Nuestra Señora de Guadalupe, Madre de un pueblo nuevo
En las
dos décadas posteriores a la conquista de México apenas se produjeron
conversiones. Y, de repente, en solo seis años casi nueve millones de indígenas
pedían fervorosamente el bautismo. ¿Qué había pasado?
México,
1531. Tenochtitlán ha caído y con él el poderío azteca ante la coalición de
españoles y pueblos sometidos encabezada por Hernán Cortés. Pero los monjes que
acompañan y siguen a las tropas en la conquista de Nueva España están
desconcertados y desanimados: apenas hay conversiones.
El
estado de los nativos es deplorable. Sus dioses les han fallado, les han
abandonado, no pueden seguir creyendo en ellos; pero eso les lleva a una apatía
mortal, viendo en el Dios de los ‘castillas’ una deidad incomprensible y
extraña, ajena a su cultura; el dios del enemigo, en suma. Se multiplican los
suicidios y quienes piden el bautismo a los frailes que se afanan con celo
heroico, aprendiendo sus lenguas para mejor predicarles, son muy pocos, una
porción ínfima de los bendecidos.
Y, de
repente, a partir de ese año, es la explosión. En solo seis años se hacen
bautizar nueve millones de indígenas; las crónicas hablan de bautizos
multitudinarios, de sacerdotes con los brazos paralizados y doloridos de
pasarse horas y horas sin parar de administrar el bautismo a riadas de
entusiastas conversos de todos los pueblos de la Nueva España.
¿Qué
había pasado? ¿Cómo podía explicarse este prodigio, nunca antes visto en los
anales de la historia de nuestra fe?
Lo
que pasó lo cuenta un documento contemporáneo escrito en la ‘lengua franca’ de
México, el nahuatl, el Nican Mopohua, cuyo título completo, traducido al
español, es “Aquí se cuenta se ordena como hace poco milagrosamente se apareció
la Perfecta Virgen Santa María, Madre de Dios, nuestra Reina; allá en el
Tepeyac, de renombre Guadalupe”.
De
cómo la Virgen se apareció en el cerro del Tepeyac al indígena Cuauhtlatoatzin
(“El Que Habla Como Águila”), bautizado hacía no mucho con el nombre de Juan
Diego, y de la maravillosa tilma con la imagen de Nuestra Señora de Guadalupe
que aún puede verse en su santuario, puede hablarse sin cuento y sin dejar
nunca de resultar interesante, pero no fue solo el prodigio en sí lo que
arrastró a las masas indígenas a la fe.

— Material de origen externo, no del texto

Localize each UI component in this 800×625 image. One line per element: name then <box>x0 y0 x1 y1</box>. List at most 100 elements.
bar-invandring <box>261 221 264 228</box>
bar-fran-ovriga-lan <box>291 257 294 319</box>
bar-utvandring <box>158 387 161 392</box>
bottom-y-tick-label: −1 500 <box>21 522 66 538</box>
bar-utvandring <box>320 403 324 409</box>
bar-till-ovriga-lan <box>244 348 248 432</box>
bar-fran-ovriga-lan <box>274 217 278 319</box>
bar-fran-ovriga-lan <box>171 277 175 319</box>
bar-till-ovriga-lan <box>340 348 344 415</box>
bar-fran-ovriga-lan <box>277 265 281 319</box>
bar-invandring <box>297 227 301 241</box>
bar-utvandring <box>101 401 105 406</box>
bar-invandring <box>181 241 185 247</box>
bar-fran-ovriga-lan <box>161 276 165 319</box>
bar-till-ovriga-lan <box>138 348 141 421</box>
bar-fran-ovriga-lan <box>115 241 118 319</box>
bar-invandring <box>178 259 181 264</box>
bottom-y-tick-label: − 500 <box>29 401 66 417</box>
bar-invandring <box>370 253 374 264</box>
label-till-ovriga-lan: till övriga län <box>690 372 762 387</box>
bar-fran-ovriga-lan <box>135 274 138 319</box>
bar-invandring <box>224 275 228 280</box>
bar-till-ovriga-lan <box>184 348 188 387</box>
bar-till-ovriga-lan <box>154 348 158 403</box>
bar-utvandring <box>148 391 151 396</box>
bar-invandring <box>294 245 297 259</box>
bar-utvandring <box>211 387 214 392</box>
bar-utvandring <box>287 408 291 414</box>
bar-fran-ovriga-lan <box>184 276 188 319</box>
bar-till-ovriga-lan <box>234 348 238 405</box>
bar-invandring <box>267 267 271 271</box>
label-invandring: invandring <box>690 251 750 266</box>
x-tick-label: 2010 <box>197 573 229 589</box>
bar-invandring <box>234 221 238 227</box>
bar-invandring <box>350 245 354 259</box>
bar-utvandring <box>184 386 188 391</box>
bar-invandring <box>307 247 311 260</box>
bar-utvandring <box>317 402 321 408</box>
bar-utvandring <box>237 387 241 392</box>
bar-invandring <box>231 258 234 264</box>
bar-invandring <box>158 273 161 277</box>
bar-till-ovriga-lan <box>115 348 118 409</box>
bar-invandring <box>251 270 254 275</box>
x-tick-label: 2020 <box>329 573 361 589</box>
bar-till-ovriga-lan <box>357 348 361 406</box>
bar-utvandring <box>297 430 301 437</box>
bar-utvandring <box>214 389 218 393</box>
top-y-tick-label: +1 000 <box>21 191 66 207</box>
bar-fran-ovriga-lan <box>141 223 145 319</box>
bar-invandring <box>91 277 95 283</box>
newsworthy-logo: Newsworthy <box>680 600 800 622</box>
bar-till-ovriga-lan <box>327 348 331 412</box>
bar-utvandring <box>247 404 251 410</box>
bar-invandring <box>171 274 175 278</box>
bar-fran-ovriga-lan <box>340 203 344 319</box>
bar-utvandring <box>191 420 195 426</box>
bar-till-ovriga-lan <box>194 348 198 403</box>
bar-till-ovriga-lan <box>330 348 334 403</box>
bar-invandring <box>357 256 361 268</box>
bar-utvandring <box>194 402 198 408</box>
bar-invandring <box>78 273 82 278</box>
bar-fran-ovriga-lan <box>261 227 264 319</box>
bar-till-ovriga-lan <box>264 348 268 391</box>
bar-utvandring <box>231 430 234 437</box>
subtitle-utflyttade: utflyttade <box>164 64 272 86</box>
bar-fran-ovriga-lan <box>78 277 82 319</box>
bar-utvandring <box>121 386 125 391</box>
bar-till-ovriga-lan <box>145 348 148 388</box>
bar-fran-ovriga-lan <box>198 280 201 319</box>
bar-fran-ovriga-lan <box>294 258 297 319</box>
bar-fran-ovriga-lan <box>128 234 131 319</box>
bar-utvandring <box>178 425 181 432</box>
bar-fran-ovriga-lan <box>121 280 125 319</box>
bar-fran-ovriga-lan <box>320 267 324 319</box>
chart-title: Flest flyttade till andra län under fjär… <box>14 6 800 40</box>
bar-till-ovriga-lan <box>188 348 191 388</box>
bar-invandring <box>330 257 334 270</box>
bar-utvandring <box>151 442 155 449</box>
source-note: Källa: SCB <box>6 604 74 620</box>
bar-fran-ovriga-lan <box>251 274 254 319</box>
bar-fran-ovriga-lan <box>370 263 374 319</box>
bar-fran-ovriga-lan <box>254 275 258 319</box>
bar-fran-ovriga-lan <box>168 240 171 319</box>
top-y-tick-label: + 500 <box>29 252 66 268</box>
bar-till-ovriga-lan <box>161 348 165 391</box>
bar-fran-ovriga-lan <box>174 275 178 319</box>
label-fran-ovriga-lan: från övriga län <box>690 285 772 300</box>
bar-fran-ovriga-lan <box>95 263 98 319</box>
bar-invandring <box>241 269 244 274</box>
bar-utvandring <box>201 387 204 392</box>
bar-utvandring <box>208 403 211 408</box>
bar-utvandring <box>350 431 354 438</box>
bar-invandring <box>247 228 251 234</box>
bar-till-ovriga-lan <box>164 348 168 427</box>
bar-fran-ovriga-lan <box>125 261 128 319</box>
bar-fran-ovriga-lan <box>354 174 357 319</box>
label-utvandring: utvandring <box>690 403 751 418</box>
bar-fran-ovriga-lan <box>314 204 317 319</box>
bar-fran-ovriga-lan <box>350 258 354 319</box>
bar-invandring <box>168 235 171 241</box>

No fue el qué, fue el quién.
Porque
la ‘muchachita’ -como la llama el propio Juan Diego- que se aparece en Tepayac,
como delatan sus rasgos, no es una ‘castilla’. Pero tampoco es una indígena:
es, intrigantemente, un tipo nuevo que aún ni siquiera existía apenas cuando se
apareció, pero que sería omnipresente en todo México y en toda la América
Hispana en pocas generaciones: una mestiza. La Virgen se presentaba al humilde
Juan Diego como la primera de un pueblo nuevo.
La
Virgen fue la que supo hablar a los indígenas de forma que le entendiesen, la
que les presentó a Su Hijo en un lenguaje y con una formas que les fueran
familiares. Ella misma le habló, no en español, sino en sus lengua nahuatl,
identificándose como “coatlallope”, “la que aplasta la serpiente, y como
“tlecuauhtlapcupeuh”, “la que viene de la región de la luz como el Águila
de fuego”. Fue este nombre, incomprensible para los españoles, el que estos
oyeron como semejante a ‘Guadalupe’, asociándolo a una advocación muy venerada
en España, en la Basílica construida por Alfonso XI en 1340.
María,
en el Tepeyac, se dirige a los indígenas no solo en su lengua, sino también
usando sus referencias culturales, sus expresiones, su mentalidad; les dice, en
fin, que Su Hijo no es meramente el “dios de los castillas”, sino que también
es el suyo porque también murió por ellos.
Los
conquistadores vieron en los sangrientos ritos y mitos de los aztecas una
“religión del diablo”, y es cierto que se trataba de un culto que se complacía
con la sangre y los sacificios. Cada año sacrificaba al menos a 20.000 hombres,
mujeres y niños a sus dioses sedientos de sangre, extrayéndoles el corazón
palpitante y practicando el canibalismo ritual con su cadáver. Y en algunos
festivales especiales como la consagración de algún nuevo templo, los
sacrificados al dios serpiente Quetzalcoatl llegaban a 80.000 en una sola
ceremonia.
Pero
nada hay tan malo que no quede en ello alguna chispa de bueno, de verdad. Había
en la religión azteca mitos más amables e incluso la excusa de toda aquella
espantosa carnicería tenía un origen que podía usarse para introducir el
cristianismo en aquella cultura. Todas esas miserables víctimas eran
sacrificadas a los dioses para que el sol siguiera brillando, y lo que los
indígenas acabaron entendiendo, entusiasmados, en buena medida por una Señora
que se presentaba ante ellos como una muchachita que les hablaba en términos
que les eran familiares, es que aquellos sacrificios eran ya innecesarios
porque Su propio Hijo había realizado el sacrificio definitivo.